Findings At the broadest grouping of causes of death (Level 1), non-communicable diseases (NCDs) comprised the
greatest fraction of deaths, contributing to 73·4% (95% uncertainty interval [UI] 72·5–74·1) of total deaths in
2017, while communicable, maternal, neonatal, and nutritional (CMNN) causes accounted for 18·6% (17·9–19·6),
and injuries 8·0% (7·7–8·2). Total numbers of deaths from NCD causes increased from 2007 to 2017 by 22·7%
(21·5–23·9), representing an additional 7·61 million (7·20–8·01) deaths estimated in 2017 versus 2007. The death
rate from NCDs decreased globally by 7·9% (7·0–8·8). The number of deaths for CMNN causes decreased by
22·2% (20·0–24·0) and the death rate by 31·8% (30·1–33·3). Total deaths from injuries increased by 2·3%
(0·5–4·0) between 2007 and 2017, and the death rate from injuries decreased by 13·7% (12·2–15·1) to
57·9 deaths (55·9–59·2) per 100 000 in 2017. Deaths from substance use disorders also increased, rising from
284 000 deaths (268 000–289 000) globally in 2007 to 352 000 (334 000–363 000) in 2017. Between 2007 and 2017,
total deaths from conflict and terrorism increased by 118·0% (88·8–148·6). A greater reduction in total deaths and
death rates was observed for some CMNN causes among children younger than 5 years than for older adults,
such as a 36·4% (32·2–40·6) reduction in deaths from lower respiratory infections for children younger than
5 years compared with a 33·6% (31·2–36·1) increase in adults older than 70 years. Globally, the number of
deaths was greater for men than for women at most ages in 2017, except at ages older than 85 years.
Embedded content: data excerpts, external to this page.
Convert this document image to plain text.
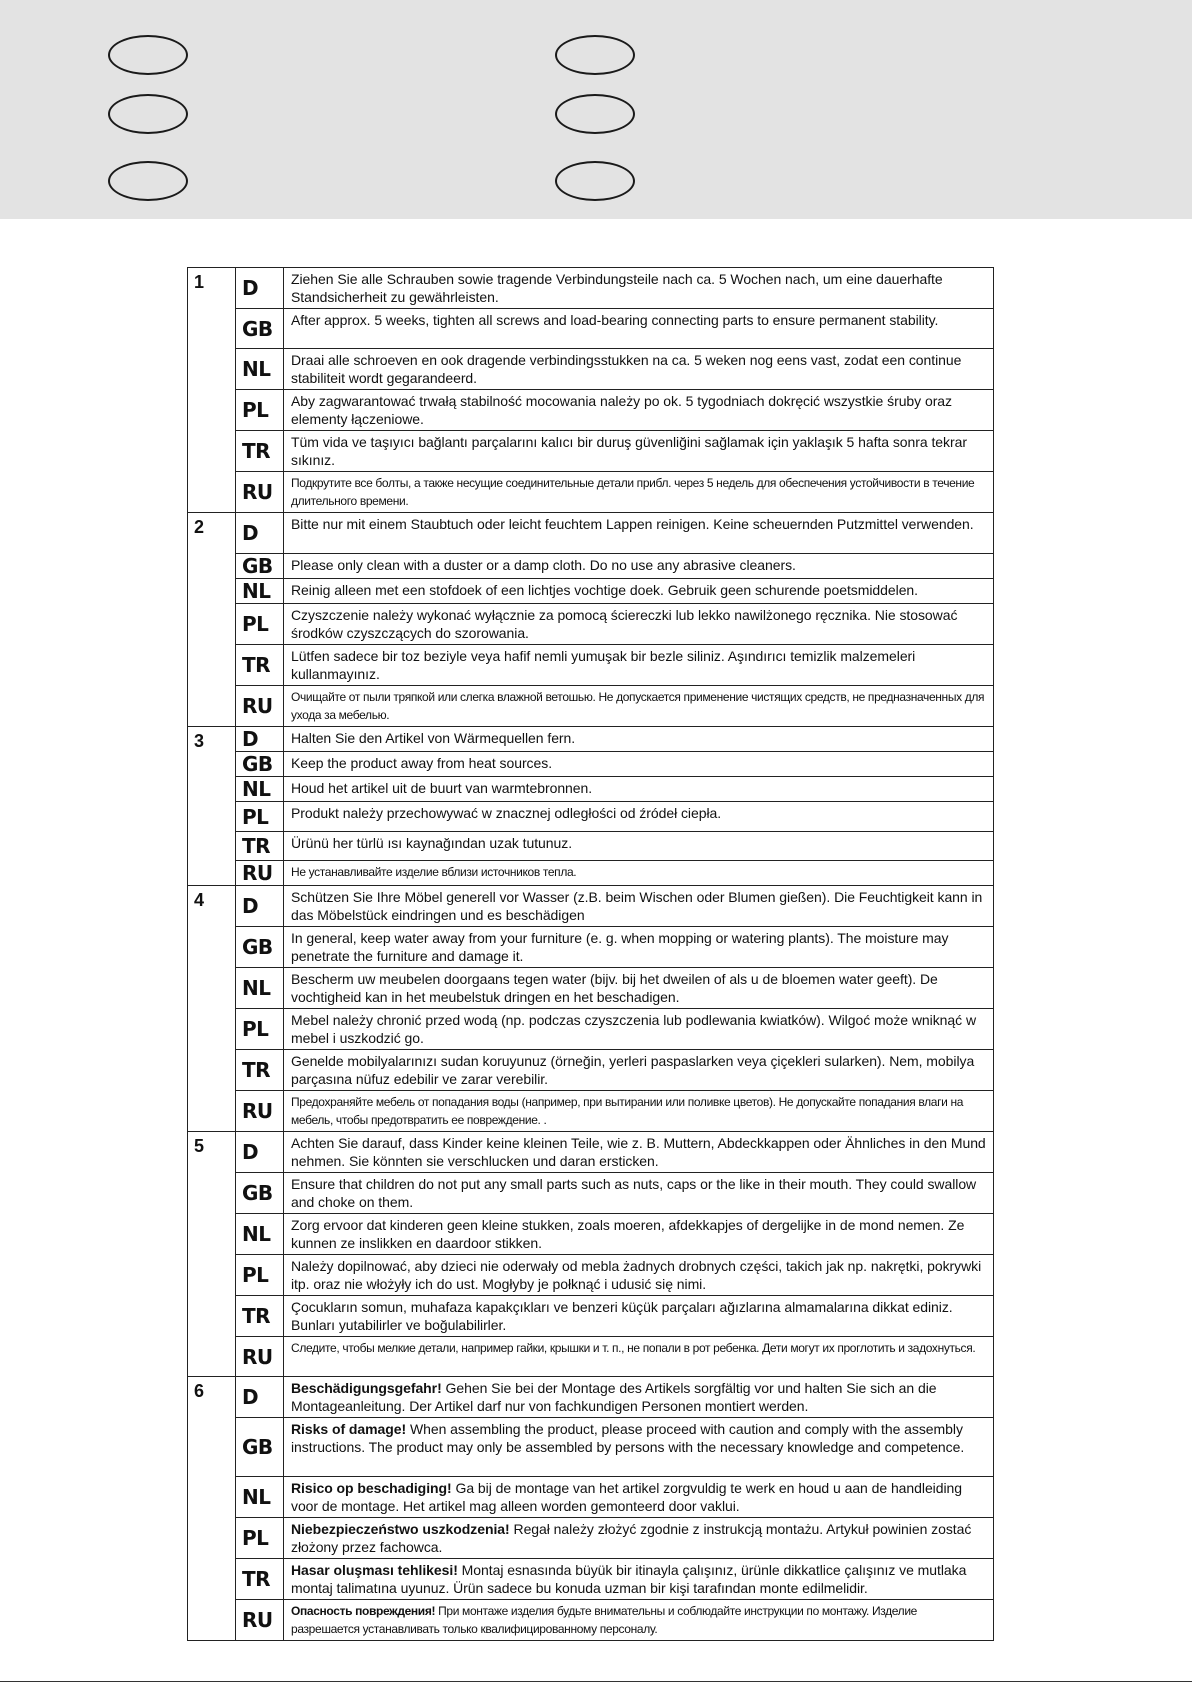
1	D	Ziehen Sie alle Schrauben sowie tragende Verbindungsteile nach ca. 5 Wochen nach, um eine dauerhafte Standsicherheit zu gewährleisten.
	GB	After approx. 5 weeks, tighten all screws and load-bearing connecting parts to ensure permanent stability.
	NL	Draai alle schroeven en ook dragende verbindingsstukken na ca. 5 weken nog eens vast, zodat een continue stabiliteit wordt gegarandeerd.
	PL	Aby zagwarantować trwałą stabilność mocowania należy po ok. 5 tygodniach dokręcić wszystkie śruby oraz elementy łączeniowe.
	TR	Tüm vida ve taşıyıcı bağlantı parçalarını kalıcı bir duruş güvenliğini sağlamak için yaklaşık 5 hafta sonra tekrar sıkınız.
	RU	Подкрутите все болты, а также несущие соединительные детали прибл. через 5 недель для обеспечения устойчивости в течение длительного времени.
2	D	Bitte nur mit einem Staubtuch oder leicht feuchtem Lappen reinigen. Keine scheuernden Putzmittel verwenden.
	GB	Please only clean with a duster or a damp cloth. Do no use any abrasive cleaners.
	NL	Reinig alleen met een stofdoek of een lichtjes vochtige doek. Gebruik geen schurende poetsmiddelen.
	PL	Czyszczenie należy wykonać wyłącznie za pomocą ściereczki lub lekko nawilżonego ręcznika. Nie stosować środków czyszczących do szorowania.
	TR	Lütfen sadece bir toz beziyle veya hafif nemli yumuşak bir bezle siliniz. Aşındırıcı temizlik malzemeleri kullanmayınız.
	RU	Очищайте от пыли тряпкой или слегка влажной ветошью. Не допускается применение чистящих средств, не предназначенных для ухода за мебелью.
3	D	Halten Sie den Artikel von Wärmequellen fern.
	GB	Keep the product away from heat sources.
	NL	Houd het artikel uit de buurt van warmtebronnen.
	PL	Produkt należy przechowywać w znacznej odległości od źródeł ciepła.
	TR	Ürünü her türlü ısı kaynağından uzak tutunuz.
	RU	Не устанавливайте изделие вблизи источников тепла.
4	D	Schützen Sie Ihre Möbel generell vor Wasser (z.B. beim Wischen oder Blumen gießen). Die Feuchtigkeit kann in das Möbelstück eindringen und es beschädigen
	GB	In general, keep water away from your furniture (e. g. when mopping or watering plants). The moisture may penetrate the furniture and damage it.
	NL	Bescherm uw meubelen doorgaans tegen water (bijv. bij het dweilen of als u de bloemen water geeft). De vochtigheid kan in het meubelstuk dringen en het beschadigen.
	PL	Mebel należy chronić przed wodą (np. podczas czyszczenia lub podlewania kwiatków). Wilgoć może wniknąć w mebel i uszkodzić go.
	TR	Genelde mobilyalarınızı sudan koruyunuz (örneğin, yerleri paspaslarken veya çiçekleri sularken). Nem, mobilya parçasına nüfuz edebilir ve zarar verebilir.
	RU	Предохраняйте мебель от попадания воды (например, при вытирании или поливке цветов). Не допускайте попадания влаги на мебель, чтобы предотвратить ее повреждение. .
5	D	Achten Sie darauf, dass Kinder keine kleinen Teile, wie z. B. Muttern, Abdeckkappen oder Ähnliches in den Mund nehmen. Sie könnten sie verschlucken und daran ersticken.
	GB	Ensure that children do not put any small parts such as nuts, caps or the like in their mouth. They could swallow and choke on them.
	NL	Zorg ervoor dat kinderen geen kleine stukken, zoals moeren, afdekkapjes of dergelijke in de mond nemen. Ze kunnen ze inslikken en daardoor stikken.
	PL	Należy dopilnować, aby dzieci nie oderwały od mebla żadnych drobnych części, takich jak np. nakrętki, pokrywki itp. oraz nie włożyły ich do ust. Mogłyby je połknąć i udusić się nimi.
	TR	Çocukların somun, muhafaza kapakçıkları ve benzeri küçük parçaları ağızlarına almamalarına dikkat ediniz. Bunları yutabilirler ve boğulabilirler.
	RU	Следите, чтобы мелкие детали, например гайки, крышки и т. п., не попали в рот ребенка. Дети могут их проглотить и задохнуться.
6	D	Beschädigungsgefahr! Gehen Sie bei der Montage des Artikels sorgfältig vor und halten Sie sich an die Montageanleitung. Der Artikel darf nur von fachkundigen Personen montiert werden.
	GB	Risks of damage! When assembling the product, please proceed with caution and comply with the assembly instructions. The product may only be assembled by persons with the necessary knowledge and competence.
	NL	Risico op beschadiging! Ga bij de montage van het artikel zorgvuldig te werk en houd u aan de handleiding voor de montage. Het artikel mag alleen worden gemonteerd door vaklui.
	PL	Niebezpieczeństwo uszkodzenia! Regał należy złożyć zgodnie z instrukcją montażu. Artykuł powinien zostać złożony przez fachowca.
	TR	Hasar oluşması tehlikesi! Montaj esnasında büyük bir itinayla çalışınız, ürünle dikkatlice çalışınız ve mutlaka montaj talimatına uyunuz. Ürün sadece bu konuda uzman bir kişi tarafından monte edilmelidir.
	RU	Опасность повреждения! При монтаже изделия будьте внимательны и соблюдайте инструкции по монтажу. Изделие разрешается устанавливать только квалифицированному персоналу.
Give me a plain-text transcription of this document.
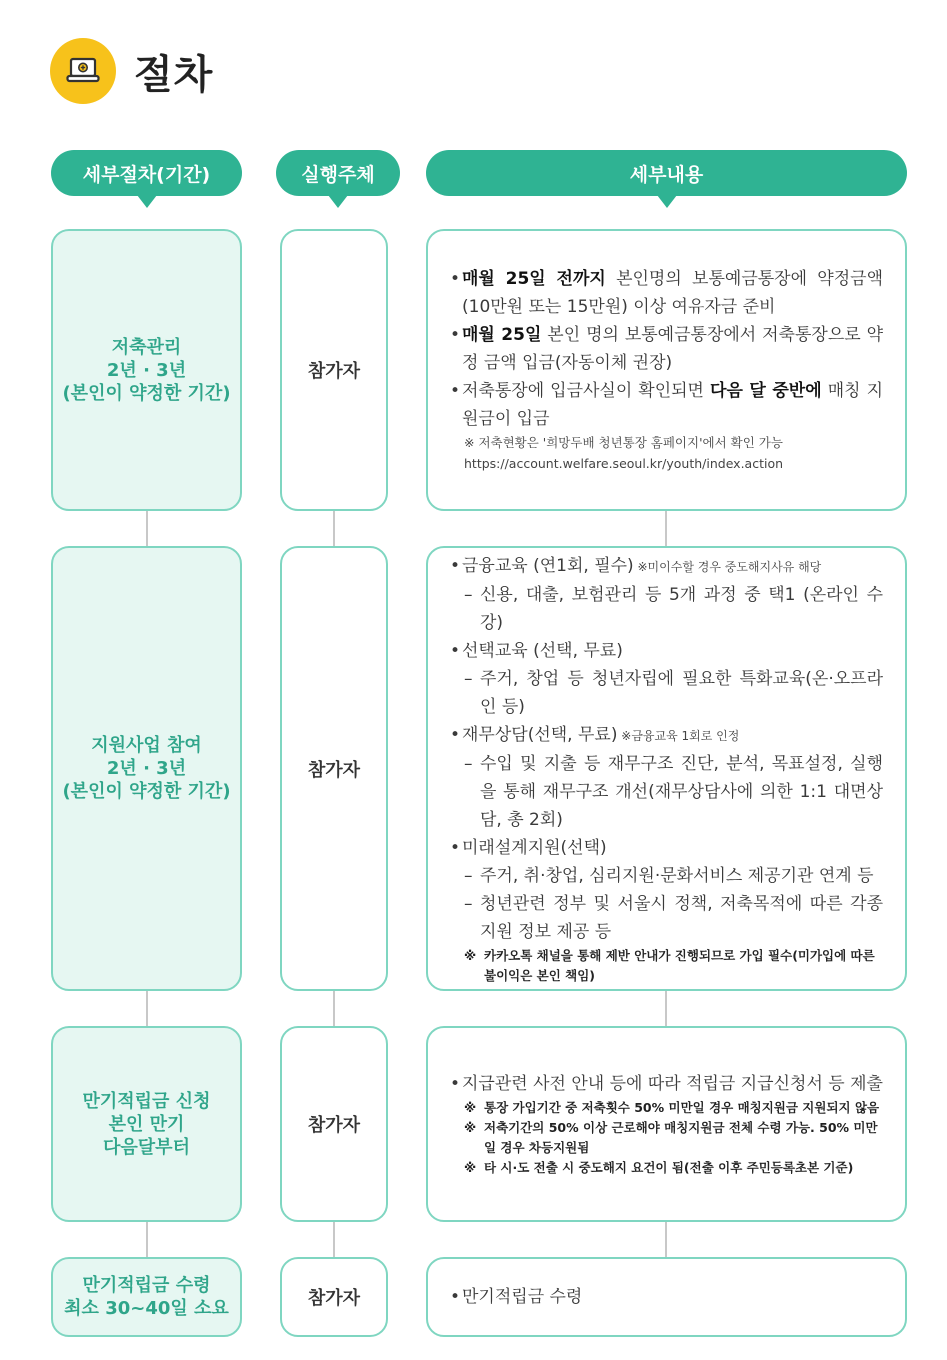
절차
세부절차(기간)	실행주체	세부내용
저축관리
2년 · 3년
(본인이 약정한 기간)
참가자
• 매월 25일 전까지 본인명의 보통예금통장에 약정금액 (10만원 또는 15만원) 이상 여유자금 준비
• 매월 25일 본인 명의 보통예금통장에서 저축통장으로 약정 금액 입금(자동이체 권장)
• 저축통장에 입금사실이 확인되면 다음 달 중반에 매칭 지원금이 입금
※ 저축현황은 '희망두배 청년통장 홈페이지'에서 확인 가능
https://account.welfare.seoul.kr/youth/index.action
지원사업 참여
2년 · 3년
(본인이 약정한 기간)
참가자
• 금융교육 (연1회, 필수) ※미이수할 경우 중도해지사유 해당
– 신용, 대출, 보험관리 등 5개 과정 중 택1 (온라인 수강)
• 선택교육 (선택, 무료)
– 주거, 창업 등 청년자립에 필요한 특화교육(온·오프라인 등)
• 재무상담(선택, 무료) ※금융교육 1회로 인정
– 수입 및 지출 등 재무구조 진단, 분석, 목표설정, 실행을 통해 재무구조 개선(재무상담사에 의한 1:1 대면상담, 총 2회)
• 미래설계지원(선택)
– 주거, 취·창업, 심리지원·문화서비스 제공기관 연계 등
– 청년관련 정부 및 서울시 정책, 저축목적에 따른 각종 지원 정보 제공 등
※ 카카오톡 채널을 통해 제반 안내가 진행되므로 가입 필수(미가입에 따른 불이익은 본인 책임)
만기적립금 신청
본인 만기
다음달부터
참가자
• 지급관련 사전 안내 등에 따라 적립금 지급신청서 등 제출
※ 통장 가입기간 중 저축횟수 50% 미만일 경우 매칭지원금 지원되지 않음
※ 저축기간의 50% 이상 근로해야 매칭지원금 전체 수령 가능. 50% 미만일 경우 차등지원됨
※ 타 시·도 전출 시 중도해지 요건이 됨(전출 이후 주민등록초본 기준)
만기적립금 수령
최소 30~40일 소요	참가자
•	만기적립금 수령
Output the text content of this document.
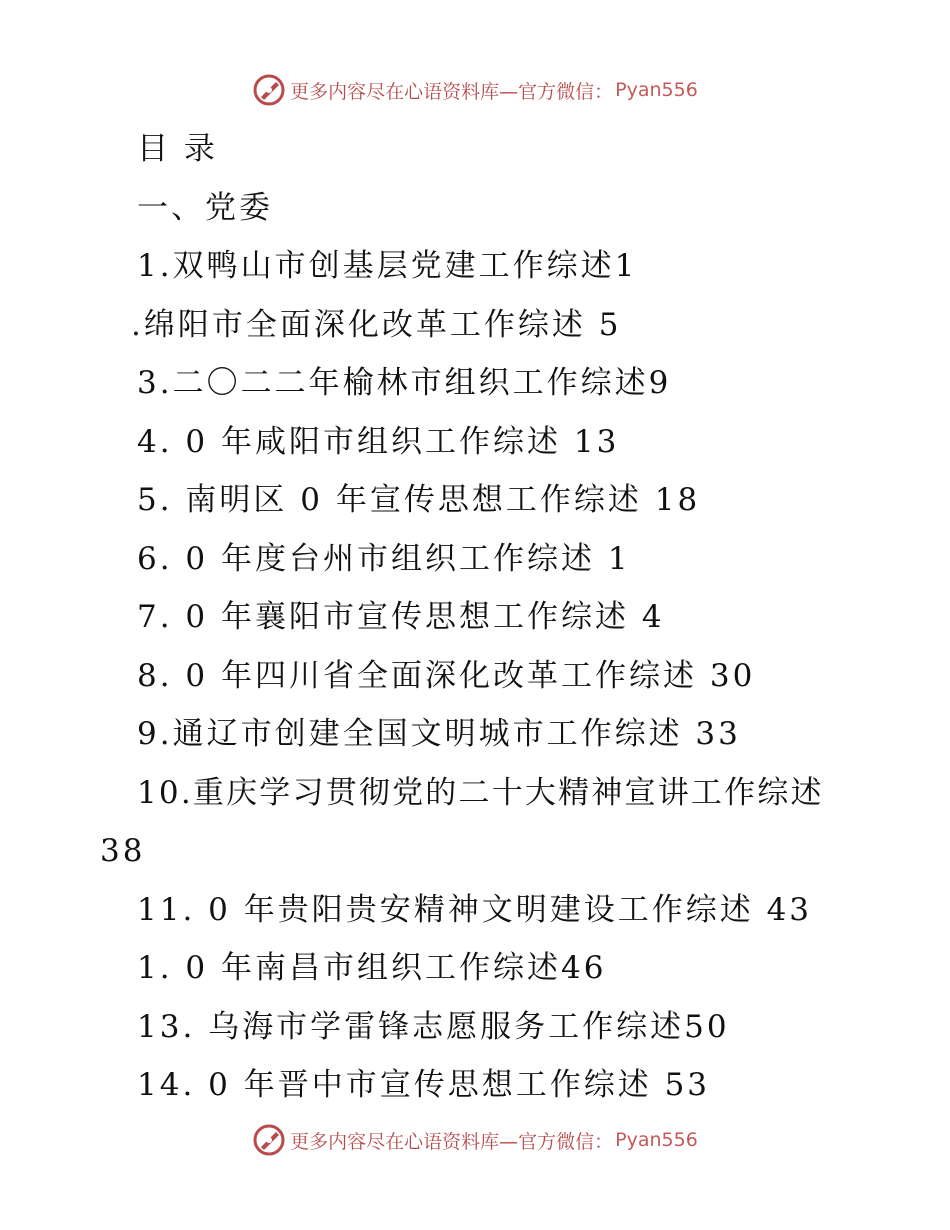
更多内容尽在心语资料库—官方微信： Pyan556
目 录
一、党委
1.双鸭山市创基层党建工作综述1
.绵阳市全面深化改革工作综述 5
3.二〇二二年榆林市组织工作综述9
4. 0 年咸阳市组织工作综述 13
5. 南明区 0 年宣传思想工作综述 18
6. 0 年度台州市组织工作综述 1
7. 0 年襄阳市宣传思想工作综述 4
8. 0 年四川省全面深化改革工作综述 30
9.通辽市创建全国文明城市工作综述 33
10.重庆学习贯彻党的二十大精神宣讲工作综述
38
11. 0 年贵阳贵安精神文明建设工作综述 43
1. 0 年南昌市组织工作综述46
13. 乌海市学雷锋志愿服务工作综述50
14. 0 年晋中市宣传思想工作综述 53
更多内容尽在心语资料库—官方微信： Pyan556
Trends in
global YLLs reflect an epidemiological transition, with decreases in total YLLs from enteric infections, respiratory
infections and tuberculosis, and maternal and neonatal disorders between 1990 and 2017; these were generally
greater in magnitude at the lowest levels of the Socio-demographic Index (SDI). At the same time, there
were large increases in YLLs from neoplasms and cardiovascular diseases. YLL rates decreased across
the five leading Level 2 causes in all SDI quintiles. The leading causes of YLLs in 1990—neonatal disorders,
lower respiratory infections, and diarrhoeal diseases—were ranked second, fourth, and fifth, in 2017. Meanwhile,
estimated YLLs increased for ischaemic heart disease (ranked first in 2017) and stroke (ranked third), even
though YLL rates decreased. Population growth contributed to increased total deaths across the 20 leading
Level 2 causes of mortality between 2007 and 2017. Decreases in the cause-specific mortality rate reduced the effect
of population growth for all but three causes: substance use disorders, neurological disorders, and skin and
subcutaneous diseases.
Interpretation Improvements in global health have been unevenly distributed among populations. Deaths due to
injuries, substance use disorders, armed conflict and terrorism, neoplasms, and cardiovascular disease are expanding
threats to global health. For causes of death such as lower respiratory and enteric infections, more rapid progress
occurred for children than for the oldest adults, and there is continuing disparity in mortality rates by sex across age
groups. Reductions in the death rate of some common diseases are themselves slowing or have ceased, primarily for
NCDs, and the death rate for selected causes has increased in the past decade.